A bash script which handles switching "new" to "old" and downloading a new "new" dataset. It also cuts uninteresting fields from stops.txt. I run it prior to running the main script.


Reminder: The script works by comparing the "old" and the "new" GTFS datasets. In the following run, the previously "new" dataset becomes "old" and a fresh dataset becomes the "new" dataset.

But what do we do if have no old dataset?

This script reconstructs the "old" gtfs file based on Overpass Attic data or historic OSM data. It is used for recovering a lost "old" file. For instance, I had no way to find the original stops.txt file used in the old 2012 Israel import. This script recreated it.

I should better document the usage steps some day.

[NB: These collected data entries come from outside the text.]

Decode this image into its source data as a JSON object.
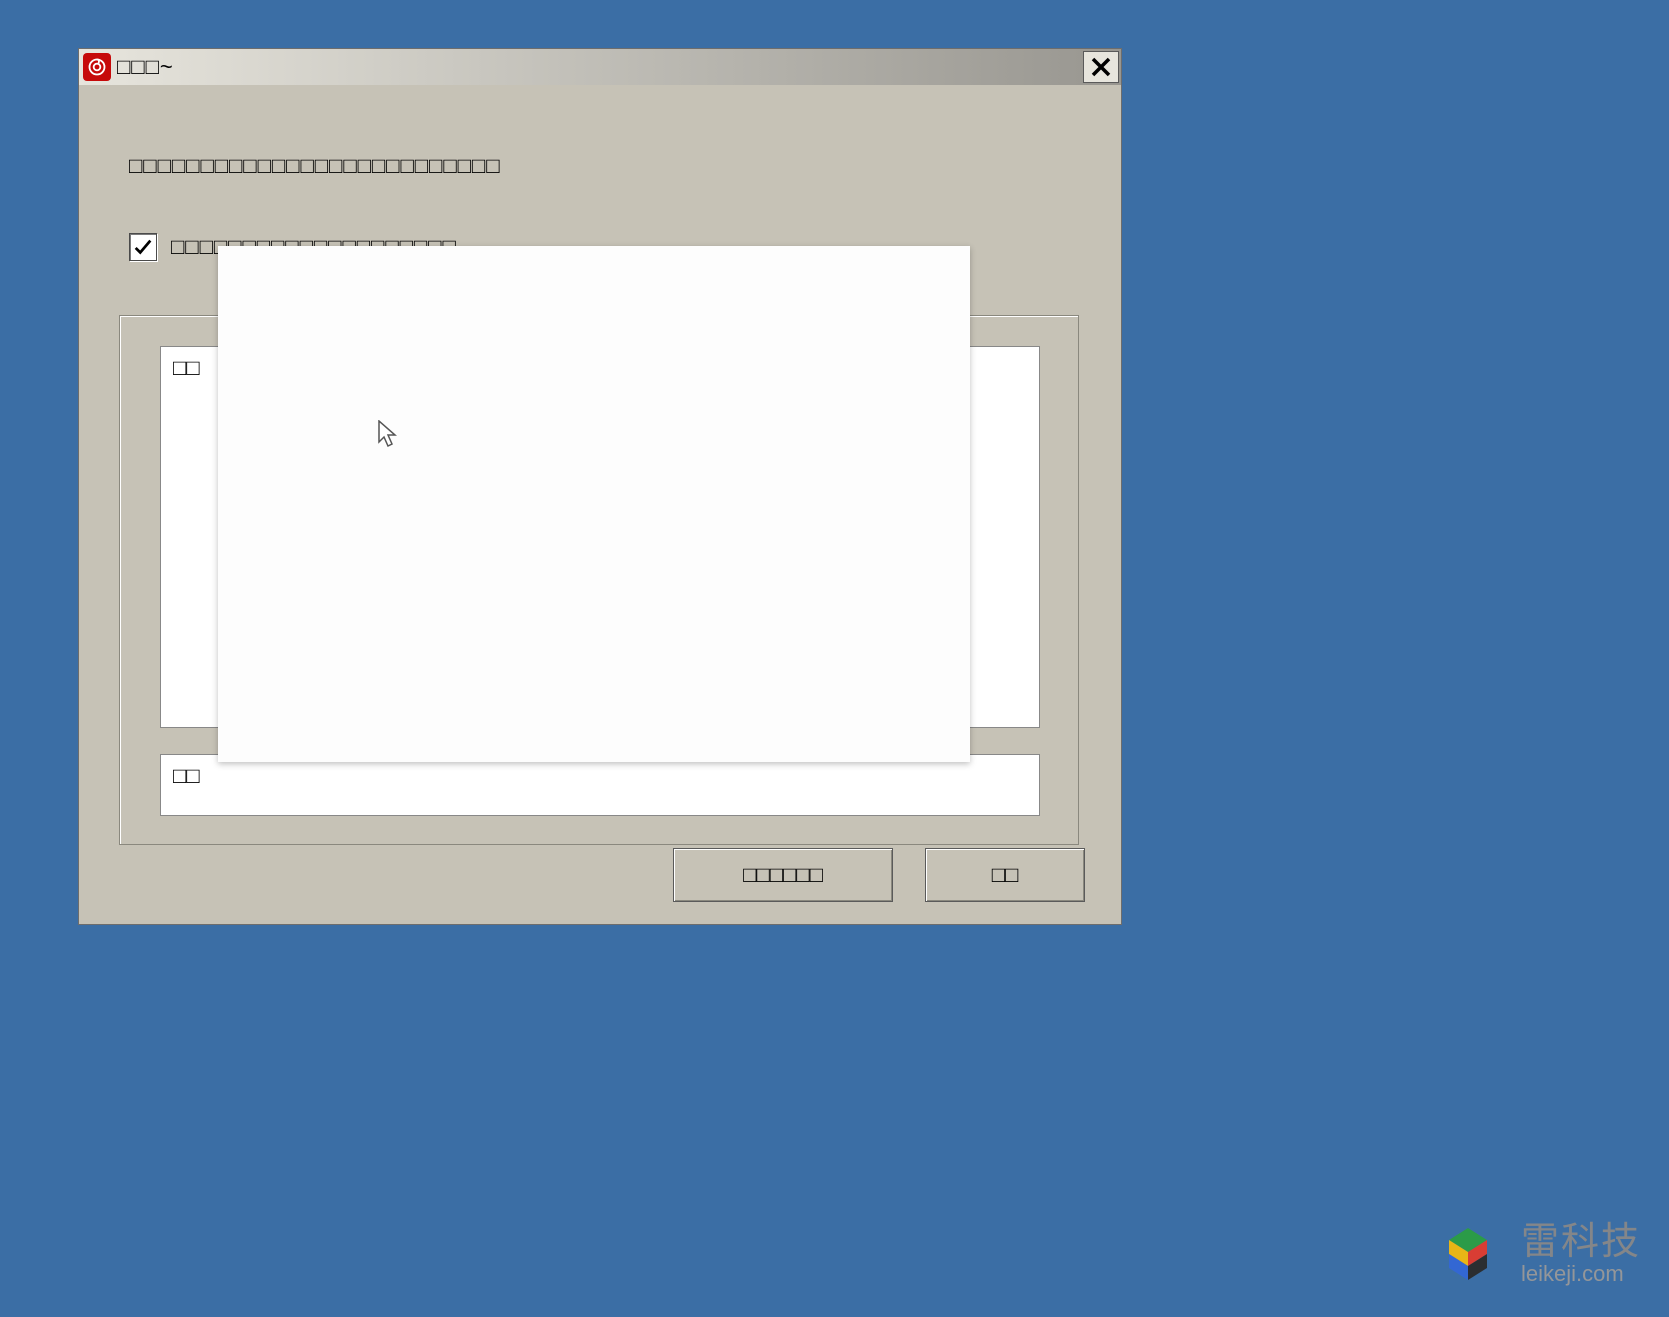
{
  "window": {
    "title": "□□□~"
  },
  "description": "□□□□□□□□□□□□□□□□□□□□□□□□□□",
  "checkbox": {
    "checked": true,
    "label": "□□□□□□□□□□□□□□□□□□□□"
  },
  "listbox1": {
    "header": "□□"
  },
  "listbox2": {
    "header": "□□"
  },
  "buttons": {
    "primary": "□□□□□□",
    "secondary": "□□"
  },
  "watermark": {
    "line1": "雷科技",
    "line2": "leikeji.com"
  }
}
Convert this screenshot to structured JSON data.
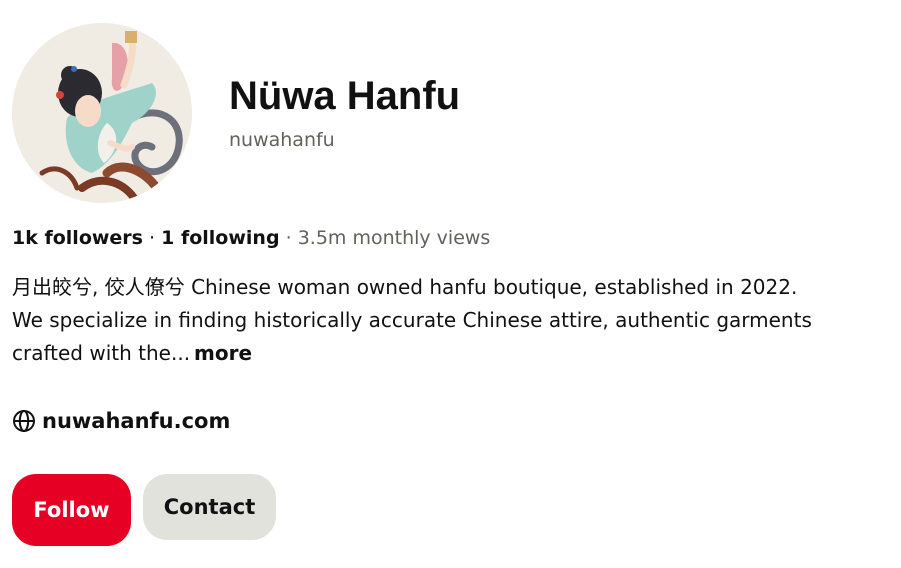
{
  "profile": {
    "name": "Nüwa Hanfu",
    "username": "nuwahanfu",
    "avatar_icon": "painted-portrait-avatar"
  },
  "stats": {
    "followers": "1k followers",
    "separator1": " · ",
    "following": "1 following",
    "separator2": " · ",
    "monthly_views": "3.5m monthly views"
  },
  "bio": {
    "text_line1": "月出皎兮, 佼人僚兮 Chinese woman owned hanfu boutique, established in 2022.",
    "text_line2": "We specialize in finding historically accurate Chinese attire, authentic garments",
    "text_line3": "crafted with the...",
    "more_label": "more"
  },
  "website": {
    "icon": "globe-icon",
    "label": "nuwahanfu.com"
  },
  "actions": {
    "follow_label": "Follow",
    "contact_label": "Contact"
  },
  "colors": {
    "follow_bg": "#e60023",
    "contact_bg": "#e2e2dc",
    "muted_text": "#62625b"
  }
}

Duplicate removal algorithm

spaces.js can cleanup duplicated stops. The documentation has been removed because it is outdated. The script is currently not used, but it was used extensively (in various forms and versions) during the initial import to cleanup stops already added manually by mappers.

Visual desync output

No longer used.

Known Bugs

Road dragging bug

If a bus stop is part of a road, the script may accidentally drag the road if the stop is moved. I am currently resolving this manually by finding these stops in advance and separating them from ways, prior to running the script.

An Overpass query is performed, and then the following JOSM filters are used to mark the problem nodes. I then manually detach stops from them. This is not a common occurrence in Israel, so manual fixing currently does not take much time.

-child type:way

Multiple stations with identical "ref"

The script assumes each stop has a unique "ref". In Israel, this is true with one exception: Some stops in central bus stations have two GTFS entries with completely identical data except for the "platform/רציף" field. Currently, only the first of these entries is handled. This will be fixed soon (It should be trivial to create an aggregated "רציף" value for one single stop. e.g. platformNumber=1-3, 4).

The script cannot handle multiple stations with an identical "ref" tag. It stops and asks for my manual interventions.

Other things

  • Currently, railway stops are ignored by inspecting the description and finding the sentence: "רחוב: מסילת ברזל".
  • Street address, street number, and level are parsed from the GTFS "description" field. MOT puts them inside the field in the form "x:y z:m...".

Version history

Current version is v2.

V1 did not have an override list and couldn't parse information out of the description tag.